Ik werkte vroeger bij ING op de Sint-Michielswarande in Etterbeek. Heel wat collega's kwamen zoals ik naar het werk langs de Brusselse Ring, die we moesten verlaten aan de aansluiting met de E40. Er was een groep die er een sport van maakte om zo lang mogelijk vóór die afrit op de derde (uiterst linkse) rijstrook te blijven rijden, ze wisten elkaar te zeggen tot aan welke lichtpaal op de middenberm ze op de linker rijstrook gebleven waren.
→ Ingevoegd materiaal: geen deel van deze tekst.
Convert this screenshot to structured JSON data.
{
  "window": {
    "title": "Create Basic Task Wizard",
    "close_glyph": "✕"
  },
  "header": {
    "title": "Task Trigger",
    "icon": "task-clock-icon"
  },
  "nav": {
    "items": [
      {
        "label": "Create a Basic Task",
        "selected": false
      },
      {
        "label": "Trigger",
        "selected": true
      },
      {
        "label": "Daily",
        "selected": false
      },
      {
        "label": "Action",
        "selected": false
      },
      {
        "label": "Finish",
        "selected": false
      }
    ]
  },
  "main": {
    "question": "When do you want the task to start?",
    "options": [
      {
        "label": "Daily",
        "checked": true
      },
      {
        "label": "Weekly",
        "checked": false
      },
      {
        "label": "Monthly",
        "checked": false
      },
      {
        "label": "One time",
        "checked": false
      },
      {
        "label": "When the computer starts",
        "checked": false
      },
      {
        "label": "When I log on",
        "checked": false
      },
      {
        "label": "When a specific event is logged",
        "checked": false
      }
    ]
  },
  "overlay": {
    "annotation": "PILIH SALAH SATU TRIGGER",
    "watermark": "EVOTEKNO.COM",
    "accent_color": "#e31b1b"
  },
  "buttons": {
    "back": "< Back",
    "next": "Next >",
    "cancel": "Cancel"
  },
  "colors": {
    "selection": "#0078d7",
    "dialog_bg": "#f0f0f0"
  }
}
Een rechtstreekse collega van mij moest elke ochtend aan een kruispunt linksaf slaan. Er waren daar twee rijstroken om rechtdoor te rijden en één rijstrook om linksaf te slaan. Op laatstgenoemde rijstrook was het altijd een hele tijd aanschuiven geblazen. Op een dag had ik volgend gesprek met die collega:
- "Ik kan het mij niet veroorloven om mijn tijd te verliezen op die rijstrook om linksaf te slaan. Ik rijd op een rijstrook om rechtdoor te rijden tot aan het kruispunt."
- "En hoe sla je dan naar links af?"
- "Ach, er is altijd wel een onnozelaar die me ertussen laat."
- "Dat is niet bepaald wat je hoffelijk en sociaal rijgedrag noemt."
- (lacht mij uit) "Maar Jozef, dat bestaat toch niet, op de weg geldt toch alleen maar de wet van de jungle."
- "Wat als iedereen zoals jij zou rijden?"
- "Juist omdat de meesten dat niet doen, kan ik het mij veroorloven."
Het waren natuurlijk dikwijls dezelfde mensen die zich daar ontmoetten, en een aantal van dezen zullen haar trukje na een tijdje wel doorgehad hebben. Dat worden dan mensen die er niemand meer tussen laten, ook niet de buitenlander die de weg niet weet en zich vergist heeft.